Cardinal Francis George celebrated Mass at St. Pascal in 2013 to celebrate the church's 100th anniversary.
(DNAinfo Chicago/Quinn Ford)
PORTAGE PARK — Far Northwest Side residents Friday mourned Cardinal Francis George as the beloved favorite son of Portage Park who rose to the highest ranks of the Catholic Church.
"His heart was always in the right place, always," said the Rev. Paul Seaman, the pastor of St. Pascal, where George served as an altar boy, attended elementary school and celebrated Mass.
George died Friday morning, Archbishop Blase Cupich said.
The fact that St. Pascal produced one of about 100 American-born cardinals was "a point of pride" for the parish, Seaman said.
"It is pretty significant for us to have been able to call a cardinal one of ours," Seaman said.
George made his last public appearance at the church, 3935 N. Melvina Ave., in September 2013 when he returned to celebrate both the church's 100th anniversary and mark his 50th year as a priest.
Cardinal Francis George frequently returned to St. Pascal to catch up — and check in on — childhood friends and neighbors. (DNAinfo/Quinn Ford)
Even after he took over the challenges of running one of the largest and complex archdioceses in the world, George wasn't a stranger to St. Pascal, or the neighborhood where he grew up and battled polio as a child.

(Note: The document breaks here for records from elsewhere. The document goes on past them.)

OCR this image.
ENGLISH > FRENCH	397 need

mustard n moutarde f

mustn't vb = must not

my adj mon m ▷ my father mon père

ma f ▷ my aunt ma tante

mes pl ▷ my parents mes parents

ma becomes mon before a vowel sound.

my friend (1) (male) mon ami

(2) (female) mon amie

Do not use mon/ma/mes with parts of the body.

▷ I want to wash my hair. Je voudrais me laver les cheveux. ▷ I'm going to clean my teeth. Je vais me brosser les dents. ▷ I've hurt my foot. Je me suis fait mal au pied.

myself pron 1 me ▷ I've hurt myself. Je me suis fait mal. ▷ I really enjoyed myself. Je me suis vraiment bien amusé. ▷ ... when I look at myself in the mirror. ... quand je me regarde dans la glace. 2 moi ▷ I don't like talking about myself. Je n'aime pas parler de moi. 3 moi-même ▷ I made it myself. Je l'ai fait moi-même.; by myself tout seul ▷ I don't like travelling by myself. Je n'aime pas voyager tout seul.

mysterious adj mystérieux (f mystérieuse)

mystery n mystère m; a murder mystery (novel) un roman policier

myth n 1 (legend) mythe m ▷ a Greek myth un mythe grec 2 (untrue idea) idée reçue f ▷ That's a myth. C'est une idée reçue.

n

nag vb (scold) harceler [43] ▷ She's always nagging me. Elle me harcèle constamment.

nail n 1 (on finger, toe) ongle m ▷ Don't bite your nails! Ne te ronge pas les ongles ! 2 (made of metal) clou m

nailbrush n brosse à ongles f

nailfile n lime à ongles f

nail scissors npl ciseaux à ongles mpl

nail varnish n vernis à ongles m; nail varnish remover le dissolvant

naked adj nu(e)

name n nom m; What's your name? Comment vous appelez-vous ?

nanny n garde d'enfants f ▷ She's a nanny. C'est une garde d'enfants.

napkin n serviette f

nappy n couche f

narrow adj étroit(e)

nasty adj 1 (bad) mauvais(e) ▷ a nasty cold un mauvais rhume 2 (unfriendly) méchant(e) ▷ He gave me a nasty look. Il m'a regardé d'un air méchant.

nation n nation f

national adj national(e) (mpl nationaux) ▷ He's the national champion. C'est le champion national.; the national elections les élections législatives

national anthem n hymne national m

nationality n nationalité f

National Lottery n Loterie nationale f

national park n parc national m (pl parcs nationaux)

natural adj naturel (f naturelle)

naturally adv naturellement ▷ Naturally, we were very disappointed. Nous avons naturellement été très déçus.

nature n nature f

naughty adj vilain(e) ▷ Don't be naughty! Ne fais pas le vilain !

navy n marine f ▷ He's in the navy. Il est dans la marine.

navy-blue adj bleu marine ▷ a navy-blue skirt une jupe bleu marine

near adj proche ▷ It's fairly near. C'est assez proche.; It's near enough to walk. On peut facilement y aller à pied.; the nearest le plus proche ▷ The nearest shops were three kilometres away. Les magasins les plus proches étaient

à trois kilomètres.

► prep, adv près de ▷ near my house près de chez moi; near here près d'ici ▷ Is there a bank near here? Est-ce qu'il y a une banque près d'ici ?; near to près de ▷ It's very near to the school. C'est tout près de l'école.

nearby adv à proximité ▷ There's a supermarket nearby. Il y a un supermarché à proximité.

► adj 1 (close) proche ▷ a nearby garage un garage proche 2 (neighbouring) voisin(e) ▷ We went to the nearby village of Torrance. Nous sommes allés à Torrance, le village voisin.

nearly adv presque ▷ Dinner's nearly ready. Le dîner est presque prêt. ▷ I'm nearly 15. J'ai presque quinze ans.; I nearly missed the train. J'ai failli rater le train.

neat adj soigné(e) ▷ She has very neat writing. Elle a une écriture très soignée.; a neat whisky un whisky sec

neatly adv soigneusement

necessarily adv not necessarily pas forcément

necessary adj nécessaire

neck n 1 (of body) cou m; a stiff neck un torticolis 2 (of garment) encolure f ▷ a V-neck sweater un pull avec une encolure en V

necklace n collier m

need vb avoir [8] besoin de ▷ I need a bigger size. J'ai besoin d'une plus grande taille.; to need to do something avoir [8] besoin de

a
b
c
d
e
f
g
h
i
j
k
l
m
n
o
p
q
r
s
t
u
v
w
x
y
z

Lorraine Christensen remembered George as her uncle's best friend as a child and her sister's godfather.
"He was always very humble," said Christensen, who grew up down the block from the former cardinal. "He never put on airs."
George called to check on Christensen after she underwent spinal surgery, and never failed to send a card on important anniversaries, or when a member of the family was ill.
"He was a very kind person," Christensen said, adding that her mother also suffered from polio, as did the cardinal. "All of my memories are nice memories, very loving memories," she said.
Heather Cherone discusses George's NW-side roots and legacy:
The entire neighborhood, many from families who emmigrated from Germany, Poland, Ireland and Italy, was so proud of George, who was born Jan, 16, 1937, Christensen said.
"It is incredible at how far he went after battling polio," said Christensen, who was stricken with the disease during the same outbreak of 1949-50 that sickened George.
George — known as Franny to friends — grew up in a red-brick bungalow in the 6100 block of West Byron Avenue with his father, Francis Senior, and mother, Julia, and sister, Margaret.
In 1997, he told the Chicago Sun-Times that his faith was born at St. Pascal's.
"That's where I met the Lord and came to know who he is," George told the newspaper.
In a documentary produced by the archdiocese in December 2013 to mark the 50th anniversary of his ordination as a priest, George said St. Pascal shaped his life.
"The first time I thought about being a priest was my first Holy Communion, when I really came to appreciate the nature of that sacrament as much as a 7-year-old could," he said.
George retired in 2014 after being diagnosed with cancer for the third time.
Seaman said George "didn't poke around" St. Pascal's by trying to micromanage his old parish but clearly had a great deal of affection for it and the school.
"He loved coming here," Seaman said. "It was his home."
St. Pascal will host a prayer service for the cardinal at 7 p.m. Friday.
Seaman said he thought George would be remembered for his love of the archdiocese's schools and his fierce determination to protect Catholic education.
"He was real reluctant to close schools," Seaman said. "In retrospect, I think that was a mistake."
St. Cornelius, St. Tarcissus, St. Pascal and Our Lady of Victory schools will be merged during the next year, with the consolidated school opening in fall 2016-17, according to the Archdiocese of Chicago.
That plan was long overdue, Seaman said.
"I only see positive things," Seaman said. "We will get a much better result."